A cor é também uma forma de linguagem. Escolheram o lilás, por ser uma cor suave e cheia de delicadeza para representar o “Agosto Lilás” - mês de enfrentamento nacional da violência em face da mulher.
A escolha do
lilás é sempre motivo de dúvida. Muitos perguntam, por que a escolha por essa
cor? Historicamente, tons de violeta e lilás foram incorporados aos movimentos
pelos direitos das mulheres e, com o tempo, tornaram-se símbolos de dignidade,
resistência, igualdade e transformação. Lilás mostra que delicadeza não se
confunde com fraqueza.
De fato, o
“Agosto Lilás” reverbera não só a questão da violência em face da mulher, mas é
uma das principais agendas no calendário dos três poderes: Executivo,
Legislativo e Judiciário.
Pontue-se
que a transformação da causa individual para uma causa de natureza coletiva tem
importância imensa nas democracias. Aliás, o termômetro de uma democracia se
mede também pela confiança em suas instituições e o enfrentamento à violência
contra a mulher, não pertence a um partido, a uma ideologia ou a um grupo
político. É mais que isso. São direitos fundamentais: dignidade humana,
liberdade, igualdade e cidadania.
A cor lilás
então, passou a funcionar como um verdadeiro código social — é vista,
reconhecida e associada à proteção, aos direitos e à denúncia.
Temos um
tecido social lilás, costurado com milhares de vozes femininas. São vozes de
superação, somadas à muitas outras que trazem luz e esperança para a mulher
brasileira.
A cor lilás
lembra que a resistência pode ser suave e paciente. Chega de gritos.
Infelizmente,
dados do Ministério da Justiça e Segurança Pública divulgados no primeiro
trimestre de 2026 apontam um aumento de 7,5% em relação ao mesmo período de
2025, com 399 vítimas registradas no país entre janeiro e março. É preciso
seguir lilás. Porque 399 não é apenas um número. São 399 mulheres que nos
deixaram a responsabilidade de não silenciar a de proteger as que estão aqui.
Lilás é
transformar em compromisso a liberdade da mulher brasileira, que está sendo
retrofitada no calendário. Hoje ela repousa na esperança do lilás, esperança
erguida em vitórias consistentes, dentre elas redução das agressões, medidas
protetivas deferidas em caráter de urgência e diminuição da impunidade de uma
maneira geral.
Vale
lembrar, que o mês de agosto também é marcado por avanços na legislação
brasileira. Se até 2006, data que marca a sanção da Lei Maria da Penha, nº 11.

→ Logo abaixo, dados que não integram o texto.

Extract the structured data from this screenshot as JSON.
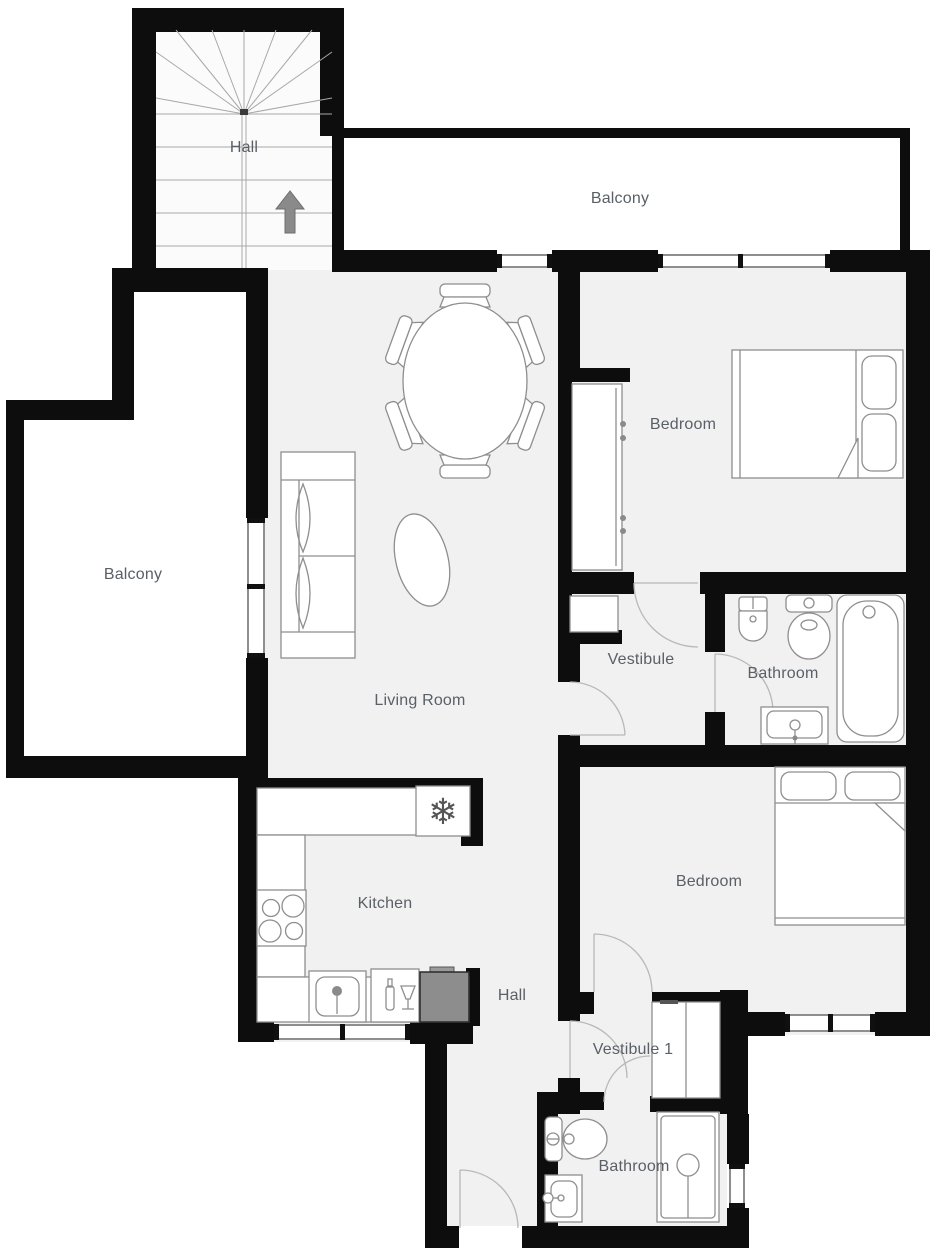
{
  "title": "Apartment floor plan",
  "palette": {
    "wall": "#0d0d0d",
    "floor": "#f1f1f2",
    "furniture_outline": "#8e8e8e",
    "label": "#5a6066",
    "appliance_dark": "#8d8d8d",
    "door_arc": "#b8b8b8",
    "window_line": "#8e8e8e"
  },
  "rooms": [
    {
      "name": "hall-stairs",
      "label": "Hall"
    },
    {
      "name": "balcony-top",
      "label": "Balcony"
    },
    {
      "name": "bedroom-1",
      "label": "Bedroom"
    },
    {
      "name": "balcony-left",
      "label": "Balcony"
    },
    {
      "name": "vestibule",
      "label": "Vestibule"
    },
    {
      "name": "bathroom-1",
      "label": "Bathroom"
    },
    {
      "name": "living-room",
      "label": "Living Room"
    },
    {
      "name": "kitchen",
      "label": "Kitchen"
    },
    {
      "name": "hall-lower",
      "label": "Hall"
    },
    {
      "name": "bedroom-2",
      "label": "Bedroom"
    },
    {
      "name": "vestibule-1",
      "label": "Vestibule 1"
    },
    {
      "name": "bathroom-2",
      "label": "Bathroom"
    }
  ],
  "icons": {
    "stairs_direction_arrow": "up",
    "fridge_icon": "snowflake",
    "dishwasher_icon": "bottle-and-glass"
  },
  "furniture": [
    "staircase-with-winders",
    "dining-table-oval-6-chairs",
    "sofa-2-seat",
    "rug-oval",
    "wardrobe",
    "vestibule-cabinet",
    "double-bed-1",
    "double-bed-2",
    "bidet",
    "toilet-1",
    "bathtub",
    "bathroom-sink-1",
    "toilet-2",
    "bathroom-sink-2",
    "shower-cabin",
    "closet",
    "kitchen-counter",
    "fridge",
    "stove-4-burner",
    "kitchen-sink",
    "dishwasher",
    "dark-appliance"
  ]
}
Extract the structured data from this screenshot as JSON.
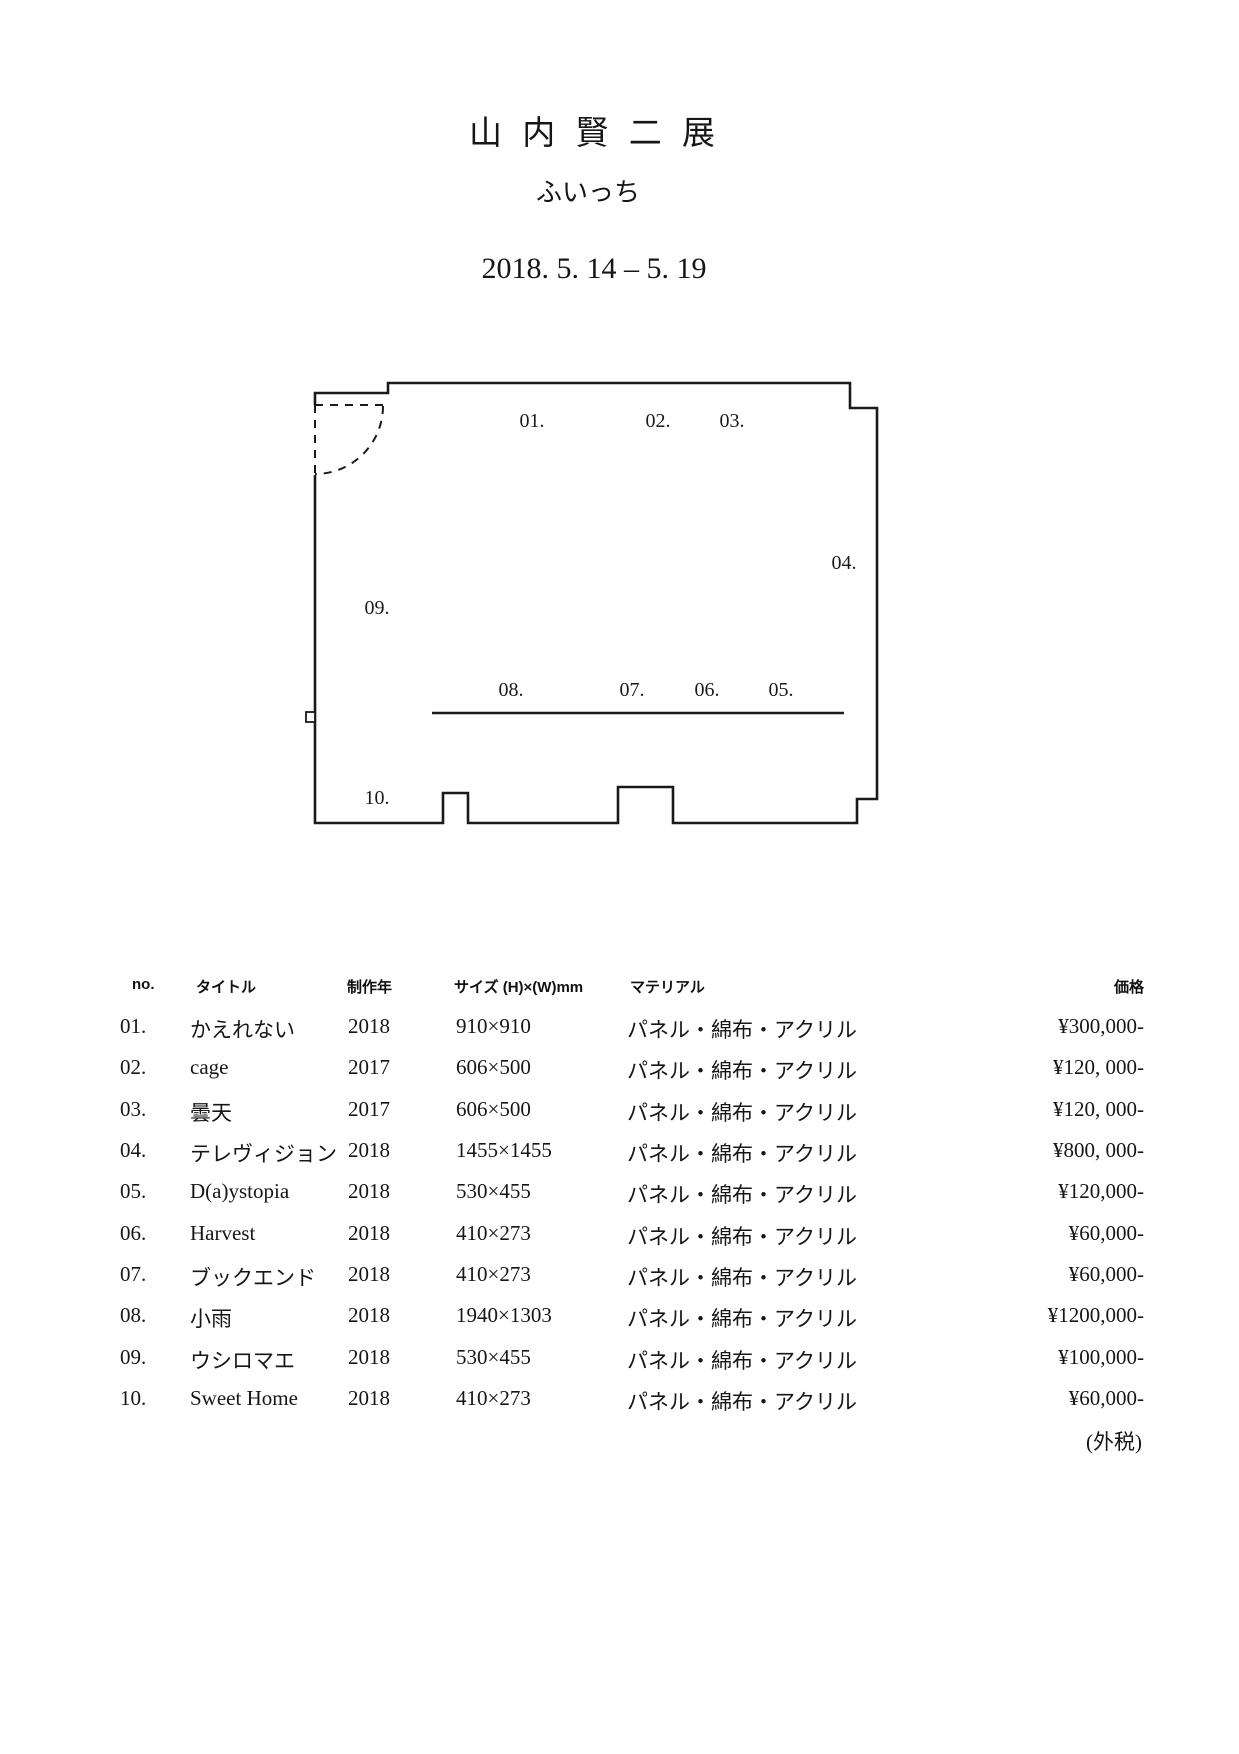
{
  "page": {
    "title": "山 内 賢 二 展",
    "subtitle": "ふいっち",
    "dates": "2018. 5. 14 – 5. 19",
    "tax_note": "(外税)"
  },
  "floorplan": {
    "labels": [
      {
        "text": "01.",
        "x": 532,
        "y": 420
      },
      {
        "text": "02.",
        "x": 658,
        "y": 420
      },
      {
        "text": "03.",
        "x": 732,
        "y": 420
      },
      {
        "text": "04.",
        "x": 844,
        "y": 562
      },
      {
        "text": "05.",
        "x": 781,
        "y": 689
      },
      {
        "text": "06.",
        "x": 707,
        "y": 689
      },
      {
        "text": "07.",
        "x": 632,
        "y": 689
      },
      {
        "text": "08.",
        "x": 511,
        "y": 689
      },
      {
        "text": "09.",
        "x": 377,
        "y": 607
      },
      {
        "text": "10.",
        "x": 377,
        "y": 797
      }
    ]
  },
  "table": {
    "headers": [
      "no.",
      "タイトル",
      "制作年",
      "サイズ (H)×(W)mm",
      "マテリアル",
      "価格"
    ],
    "rows": [
      [
        "01.",
        "かえれない",
        "2018",
        "910×910",
        "パネル・綿布・アクリル",
        "¥300,000-"
      ],
      [
        "02.",
        "cage",
        "2017",
        "606×500",
        "パネル・綿布・アクリル",
        "¥120, 000-"
      ],
      [
        "03.",
        "曇天",
        "2017",
        "606×500",
        "パネル・綿布・アクリル",
        "¥120, 000-"
      ],
      [
        "04.",
        "テレヴィジョン",
        "2018",
        "1455×1455",
        "パネル・綿布・アクリル",
        "¥800, 000-"
      ],
      [
        "05.",
        "D(a)ystopia",
        "2018",
        "530×455",
        "パネル・綿布・アクリル",
        "¥120,000-"
      ],
      [
        "06.",
        "Harvest",
        "2018",
        "410×273",
        "パネル・綿布・アクリル",
        "¥60,000-"
      ],
      [
        "07.",
        "ブックエンド",
        "2018",
        "410×273",
        "パネル・綿布・アクリル",
        "¥60,000-"
      ],
      [
        "08.",
        "小雨",
        "2018",
        "1940×1303",
        "パネル・綿布・アクリル",
        "¥1200,000-"
      ],
      [
        "09.",
        "ウシロマエ",
        "2018",
        "530×455",
        "パネル・綿布・アクリル",
        "¥100,000-"
      ],
      [
        "10.",
        "Sweet Home",
        "2018",
        "410×273",
        "パネル・綿布・アクリル",
        "¥60,000-"
      ]
    ]
  }
}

340, comemorada no dia 7 de agosto, a questão da violência doméstica era
tratada como uma questão privada, a Lei Maria da Penha trouxe à tona e com
enorme amplitude a compreensão do que se trata de violação de direitos humanos.
Foram muitos avanços e hoje, é a Lei é considerada uma das três legislações
mais evoluídas do mundo pela ONU, rompendo o silêncio institucional e cultural
que banaliza a violência contra mulher no Brasil.